Washington, March 2 (IANS) After conducting some key research on the International Space Station (ISS) to send humans to Mars in the near future, astronaut Scott Kelly and cosmonauts Mikhail Kornienko and Sergey Volkov safely returned to Earth on Wednesday.
After undocking from the ISS to begin their voyage home, they performed a separation burn to increase the distance from the station before executing a four-minute, 49-second deorbit burn and landed southeast of Dzhezkazgan, Kazakhstan.
All three participated in field tests immediately after landing.
Kelly will conduct functional task tests once he is back at NASAs Johnson Space Center which will assess how the human body responds to living in microgravity for such a long time.
Understanding how astronauts recover after long-duration spaceflight is a critical piece in planning for missions to deep space missions.
The Expedition 47 crew members, commander Tim Kopra of NASA, Yuri Malenchenko of Roscosmos and Tim Peake of ESA (European Space Agency), will continue research and maintenance aboard the station.
They will be joined on March 18 by three additional crew members -- NASA astronaut Jeff Williams and Russian cosmonauts Oleg Skriprochka and Alexey Ovchinin.
Kelly and Kornienko were launched to the space station on March 27 last year for their one-year mission.
Kelly surpassed the previous record for time spent in space by a US astronaut on October 16, 2015.
After his return, he will have spent a total of 520 days in space across four space missions.
During the 340 days of this mission -- which spanned four space station expeditions -- Kelly has participated in a variety of research that will help scientists better understand how the human body reacts and adapts to long-duration spaceflight.
That knowledge will play a critical role in future NASA missions deeper into the solar system and on the Journey to Mars, in which a round-trip mission is likely to last 500 days or longer.
The year-long endeavour has seen Kelly accomplishing several key missions, including growing the first space vegetable and flower, the US space agency said in a statement.
NASA has partnered with other space agencies to conduct numerous human research investigations to see how the human body changes during a year in space.
Coinciding with the one-year mission is the twins study.
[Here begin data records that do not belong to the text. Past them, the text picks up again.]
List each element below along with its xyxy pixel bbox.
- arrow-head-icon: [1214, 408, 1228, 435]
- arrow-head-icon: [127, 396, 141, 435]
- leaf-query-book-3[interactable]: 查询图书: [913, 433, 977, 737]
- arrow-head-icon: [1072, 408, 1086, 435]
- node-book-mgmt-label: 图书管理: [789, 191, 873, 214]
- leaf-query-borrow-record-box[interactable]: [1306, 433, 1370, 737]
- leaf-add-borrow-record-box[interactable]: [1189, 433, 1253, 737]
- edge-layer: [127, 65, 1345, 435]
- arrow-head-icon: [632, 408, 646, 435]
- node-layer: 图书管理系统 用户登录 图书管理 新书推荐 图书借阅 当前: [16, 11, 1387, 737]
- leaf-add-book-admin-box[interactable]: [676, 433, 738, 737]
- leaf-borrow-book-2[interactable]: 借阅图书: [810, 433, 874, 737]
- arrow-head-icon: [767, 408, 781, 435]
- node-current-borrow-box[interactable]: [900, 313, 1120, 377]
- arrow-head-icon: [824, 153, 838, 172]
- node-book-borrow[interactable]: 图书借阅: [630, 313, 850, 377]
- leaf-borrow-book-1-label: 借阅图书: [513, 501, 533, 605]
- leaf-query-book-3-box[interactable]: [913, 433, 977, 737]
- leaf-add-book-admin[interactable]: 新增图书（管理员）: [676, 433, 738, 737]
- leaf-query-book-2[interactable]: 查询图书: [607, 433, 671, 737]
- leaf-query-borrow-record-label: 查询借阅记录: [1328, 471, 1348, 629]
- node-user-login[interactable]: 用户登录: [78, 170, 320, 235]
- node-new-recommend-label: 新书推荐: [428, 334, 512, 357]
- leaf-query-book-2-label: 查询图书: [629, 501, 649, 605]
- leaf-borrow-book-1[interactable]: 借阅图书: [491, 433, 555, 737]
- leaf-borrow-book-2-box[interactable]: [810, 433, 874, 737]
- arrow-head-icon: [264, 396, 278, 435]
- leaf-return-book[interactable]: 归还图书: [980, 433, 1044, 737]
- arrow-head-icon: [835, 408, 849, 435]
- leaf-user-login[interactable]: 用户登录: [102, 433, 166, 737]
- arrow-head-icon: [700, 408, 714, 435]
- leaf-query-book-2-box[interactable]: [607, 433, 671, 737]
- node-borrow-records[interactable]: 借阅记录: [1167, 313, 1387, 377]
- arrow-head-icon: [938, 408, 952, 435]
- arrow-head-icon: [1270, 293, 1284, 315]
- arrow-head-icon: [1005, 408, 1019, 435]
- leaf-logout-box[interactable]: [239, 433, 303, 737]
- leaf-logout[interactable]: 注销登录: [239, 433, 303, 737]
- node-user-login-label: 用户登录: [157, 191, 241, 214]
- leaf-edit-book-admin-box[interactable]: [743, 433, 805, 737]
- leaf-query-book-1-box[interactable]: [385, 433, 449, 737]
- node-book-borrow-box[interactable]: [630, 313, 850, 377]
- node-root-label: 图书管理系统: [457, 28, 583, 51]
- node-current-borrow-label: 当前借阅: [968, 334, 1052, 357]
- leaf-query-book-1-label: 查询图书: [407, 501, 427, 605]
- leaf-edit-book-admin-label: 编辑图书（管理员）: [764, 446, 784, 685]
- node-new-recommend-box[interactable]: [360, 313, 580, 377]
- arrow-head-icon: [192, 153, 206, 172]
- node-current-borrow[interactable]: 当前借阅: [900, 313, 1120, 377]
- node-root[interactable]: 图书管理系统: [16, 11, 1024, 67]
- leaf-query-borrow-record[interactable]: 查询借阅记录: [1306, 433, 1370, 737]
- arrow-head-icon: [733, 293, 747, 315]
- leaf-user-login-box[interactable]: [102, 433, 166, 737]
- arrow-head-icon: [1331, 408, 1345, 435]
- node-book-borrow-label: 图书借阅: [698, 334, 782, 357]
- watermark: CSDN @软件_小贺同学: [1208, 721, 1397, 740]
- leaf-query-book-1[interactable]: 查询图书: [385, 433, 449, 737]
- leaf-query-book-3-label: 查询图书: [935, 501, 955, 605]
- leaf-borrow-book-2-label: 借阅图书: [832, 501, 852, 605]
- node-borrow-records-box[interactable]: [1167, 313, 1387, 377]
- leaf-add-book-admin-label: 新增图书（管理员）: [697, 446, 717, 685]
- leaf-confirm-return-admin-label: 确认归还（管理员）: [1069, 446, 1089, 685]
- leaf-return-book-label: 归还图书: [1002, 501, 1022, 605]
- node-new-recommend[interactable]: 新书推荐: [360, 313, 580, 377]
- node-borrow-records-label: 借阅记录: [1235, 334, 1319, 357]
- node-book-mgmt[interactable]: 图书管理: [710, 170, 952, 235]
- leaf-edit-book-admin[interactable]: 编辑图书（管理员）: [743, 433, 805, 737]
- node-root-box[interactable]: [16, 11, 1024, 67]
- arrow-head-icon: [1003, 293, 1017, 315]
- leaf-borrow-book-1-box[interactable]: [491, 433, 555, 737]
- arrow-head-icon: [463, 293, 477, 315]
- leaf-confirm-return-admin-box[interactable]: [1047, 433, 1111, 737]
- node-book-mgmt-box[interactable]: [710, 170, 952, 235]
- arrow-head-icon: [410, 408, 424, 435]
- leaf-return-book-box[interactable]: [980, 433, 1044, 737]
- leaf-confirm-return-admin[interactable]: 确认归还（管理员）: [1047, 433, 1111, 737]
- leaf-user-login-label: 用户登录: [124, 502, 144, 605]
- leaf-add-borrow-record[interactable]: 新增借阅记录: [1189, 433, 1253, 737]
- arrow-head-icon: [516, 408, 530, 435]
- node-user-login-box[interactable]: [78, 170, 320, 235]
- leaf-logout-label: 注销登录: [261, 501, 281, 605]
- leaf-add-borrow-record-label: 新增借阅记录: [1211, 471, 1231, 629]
Scott's identical twin brother Mark, himself a former astronaut, is spending the year on Earth, enabling researchers to focus on a near-identical comparison of the brothers' genomics profiles -- something never captured before in human space research.
This new field of study, akin to personalised medicine, produces so much information and data to analyse that it's hard to imagine.
"The mission will continue even after Scott returns," said John Charles, chief scientist of the NASA Human Research Programme.
For the one-year mission research, we will be collecting post-flight medical data three-months and six-months after he is back on Earth. For the twins study research, we will continue to collect data as far out as a year after his return, he added.
The post-flight data are as important as the inflight data to help scientists learn how to send humans safely to Mars and return them safely to Earth.
To date, NASA has approximately 15 years of data from the space station about how space affects the human body on six-month missions.
Now, the Human Research Programme is building on that foundation by proposing more international collaboration on future one-year space station missions.